On Friday evening, the People’s Bank of China (PBOC) and nine regulatory organs announced new restrictions on crypto trading and mining activities. China’s top court, foreign exchange regulator, and the Ministry of Public Security said they will root out all cryptocurrency-related activities, and specifically called out overseas exchanges that provide services to Chinese users.

This is a continuation of crypto-related regulation in China. Similar but lighter bans were put in place in 2013 and 2016, when PBOC prohibited banks and payment companies from providing services that utilized bitcoin. The central bank’s announcement on Friday broadens the scope of China’s crypto ban.

In June, the PBOC summoned the country’s major commercial banks and Alipay, warning them not to provide any crypto-related services.
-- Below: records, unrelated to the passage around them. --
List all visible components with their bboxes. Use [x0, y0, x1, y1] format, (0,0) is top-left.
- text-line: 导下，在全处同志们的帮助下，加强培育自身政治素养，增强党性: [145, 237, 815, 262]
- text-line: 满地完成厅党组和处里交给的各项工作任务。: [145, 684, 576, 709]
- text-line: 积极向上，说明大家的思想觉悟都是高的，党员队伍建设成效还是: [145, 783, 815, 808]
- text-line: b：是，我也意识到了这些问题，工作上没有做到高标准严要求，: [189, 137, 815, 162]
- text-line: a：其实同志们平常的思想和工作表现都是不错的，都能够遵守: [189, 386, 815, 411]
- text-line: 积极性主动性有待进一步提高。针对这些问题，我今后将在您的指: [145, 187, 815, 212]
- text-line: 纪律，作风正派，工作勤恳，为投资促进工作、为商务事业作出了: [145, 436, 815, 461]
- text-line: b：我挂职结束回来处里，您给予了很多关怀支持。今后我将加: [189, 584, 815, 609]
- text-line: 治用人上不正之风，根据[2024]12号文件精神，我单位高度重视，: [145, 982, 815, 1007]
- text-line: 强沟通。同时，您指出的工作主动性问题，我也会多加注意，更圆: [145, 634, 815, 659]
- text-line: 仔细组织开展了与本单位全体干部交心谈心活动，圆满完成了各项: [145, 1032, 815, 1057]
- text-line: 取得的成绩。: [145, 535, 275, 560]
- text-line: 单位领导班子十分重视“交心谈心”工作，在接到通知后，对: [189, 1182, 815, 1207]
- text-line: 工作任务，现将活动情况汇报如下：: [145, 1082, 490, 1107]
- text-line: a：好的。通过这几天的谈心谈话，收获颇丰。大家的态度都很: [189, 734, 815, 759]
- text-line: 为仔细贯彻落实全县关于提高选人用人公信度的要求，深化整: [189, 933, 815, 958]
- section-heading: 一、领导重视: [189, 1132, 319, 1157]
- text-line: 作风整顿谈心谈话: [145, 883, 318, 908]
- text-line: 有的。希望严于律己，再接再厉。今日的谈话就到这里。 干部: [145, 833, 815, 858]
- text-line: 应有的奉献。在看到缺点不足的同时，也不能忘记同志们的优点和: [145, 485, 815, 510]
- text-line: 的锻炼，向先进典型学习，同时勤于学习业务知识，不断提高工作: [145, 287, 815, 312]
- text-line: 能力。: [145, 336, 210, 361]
Mining operations were then outlawed, and miners’ power supplies were cut, sending bitcoin prices to a low point in the same month.

Even though there was a broader recovery in the prices of major cryptocurrencies, the latest ban may be an existential threat to a sizable pool of crypto users and traders. “The regulatory pressure in China this time may be very high. The exchange began to react,” Chinese crypto journalist Colin Wu tweeted on Saturday.

Check this out: Money on the Blockchain

Two major centralized exchanges, Huobi and Binance, have already halted registration of new users in mainland China. Huobi announced on its website on Sunday that the company will retire its existing Chinese users by the end of this year.

Meanwhile, Huobi still offers Hong Kong and Taiwan as location options for new signups. Chinese users can still register accounts on Binance using their email addresses instead of phone numbers. Additionally, decentralized exchanges collect little to no information about their users.

Analysts believe Huobi will exit the Chinese market and turn to Singapore and Hong Kong, Caixin reported.

Faced with an increasingly hostile regulatory environment, some major crypto companies of Chinese origin or their founders have relocated to other countries. Singapore is a favored destination.

The outspoken founder of Binance, Zhao Changpeng, also known as CZ, reportedly resides in Singapore. The same goes for He Yi, the founder of Okcoin, an exchange. Bitdeer, one of the world’s largest mining service providers, is now also based in the city-state.

It remains a national goal for China to become a leader in blockchain technology, as President Xi Jinping stated in October 2019. This is evident in the country’s preparation to roll out its own central bank digital currency. According to a whitepaper released by the PBOC in July, there were more than 20.87 million personal wallets for the digital yuan as of the end of June. In all, 70.75 million transactions have taken place, transferring RMB 34.5 billion (USD 5.34 billion) in value.